Type E botulism has been confirmed as the cause of death by the Michigan Department of Natural Resources (MDNR) in bird carcasses collected from numerous locations along the Lake Michigan shoreline.
The Sept. 10 Petoskey Regional Audubon Society (PRAS) Meeting features Caroline Keson, Water Resource Specialist at Tip of the Mitt Watershed Council. She will discuss Avian Botulism and how it affects loons, scoters, grebes and gulls in the Great Lakes Waters.
Each fall, reports of dead birds in Charlevoix and Emmet Counties are phoned in to the Tip of the Mitt Watershed Council office, where staff respond and work with Michigan Sea Grant and the MDNR to track bird and fish fatalities in affected areas.
The program takes place in the conference room at Northern Lights Recreation, 8865 Harbor Petoskey Rd. (M-119), Harbor Springs. The program begins at 7pm. The program is free and open to the public.
Caroline joined Tip of the Mitt Watershed Council in 2018 as the Water Resource Specialist. Originally from Manistee, MI, she began her love of water playing in streams, ponds, and swamps at her family’s centennial farm. She earned a Bachelor of Science degree in Environmental Studies and Agriscience at Michigan State University in 2011.
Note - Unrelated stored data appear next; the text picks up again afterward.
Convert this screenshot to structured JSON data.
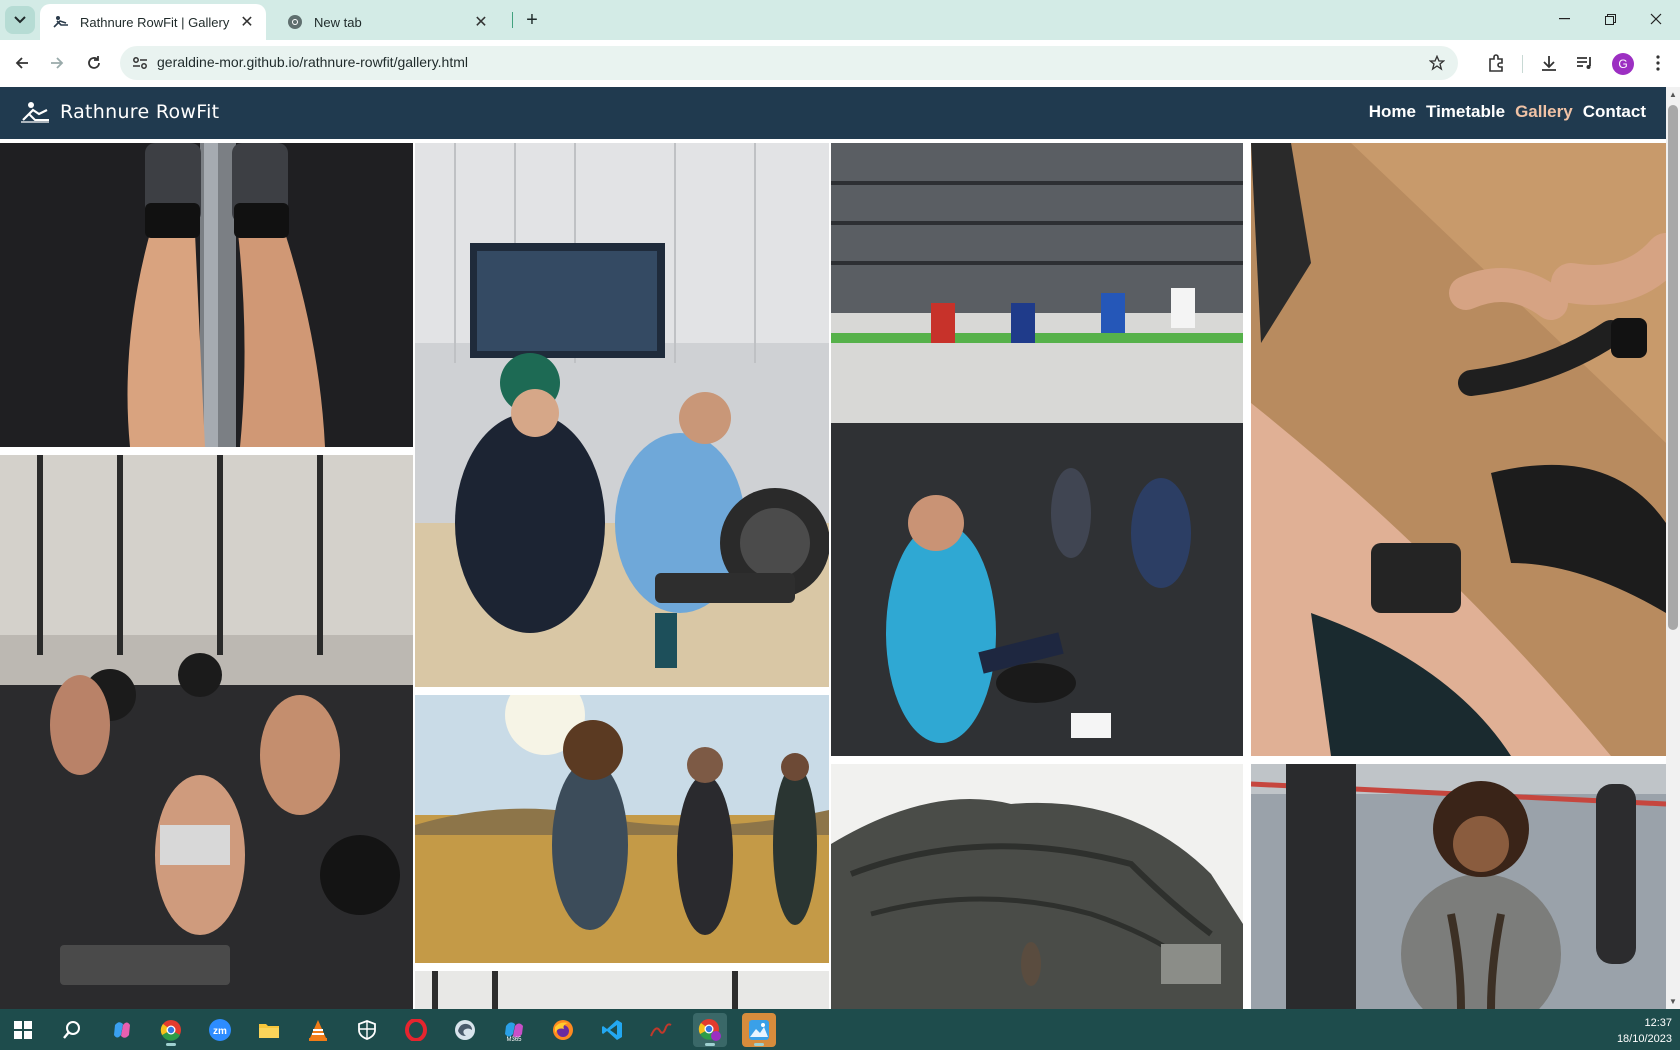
{
  "browser": {
    "tabs": [
      {
        "title": "Rathnure RowFit | Gallery",
        "active": true
      },
      {
        "title": "New tab",
        "active": false
      }
    ],
    "url": "geraldine-mor.github.io/rathnure-rowfit/gallery.html",
    "profile_initial": "G"
  },
  "site": {
    "brand": "Rathnure RowFit",
    "nav": [
      "Home",
      "Timetable",
      "Gallery",
      "Contact"
    ],
    "current_page": "Gallery"
  },
  "gallery": [
    {
      "subject": "legs on rowing machine"
    },
    {
      "subject": "rowing competition coach and athlete"
    },
    {
      "subject": "group stretching class in gym"
    },
    {
      "subject": "hands on rowing handle"
    },
    {
      "subject": "crossfit class with medicine balls"
    },
    {
      "subject": "hikers in golden field"
    },
    {
      "subject": "person climbing rock outcrop"
    },
    {
      "subject": "woman with battle ropes"
    },
    {
      "subject": "gym interior"
    }
  ],
  "taskbar": {
    "time": "12:37",
    "date": "18/10/2023",
    "apps": [
      "start-icon",
      "search-icon",
      "copilot-icon",
      "chrome-icon",
      "zoom-icon",
      "file-explorer-icon",
      "vlc-icon",
      "security-icon",
      "opera-icon",
      "edge-icon",
      "m365-icon",
      "firefox-icon",
      "vscode-icon",
      "scribble-icon",
      "chrome-profile-icon",
      "photos-icon"
    ]
  },
  "colors": {
    "nav_bg": "#203a4f",
    "nav_current": "#f0c2a5",
    "tabstrip": "#d3ebe6",
    "taskbar": "#1e4c4c"
  }
}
After working on surface water quality for the Little Traverse Bay Bands of Odawa Indians for seven years, Caroline is ready to apply her knowledge to restoration and education at the Watershed Council. Her projects include Watershed Action Volunteer Experience (WAVE), Avian Botulism Monitoring, Phragmites Surveys, and various habitat and water quality assessments.
PRAS is a chapter of Michigan Audubon and has members from Charlevoix and Emmet Counties. PRAS is dedicated to creating a greater awareness, appreciation, and understanding of the inter-relatedness of all Michigan’s wild places and wildlife and the need for stewardship, with emphasis on our local region.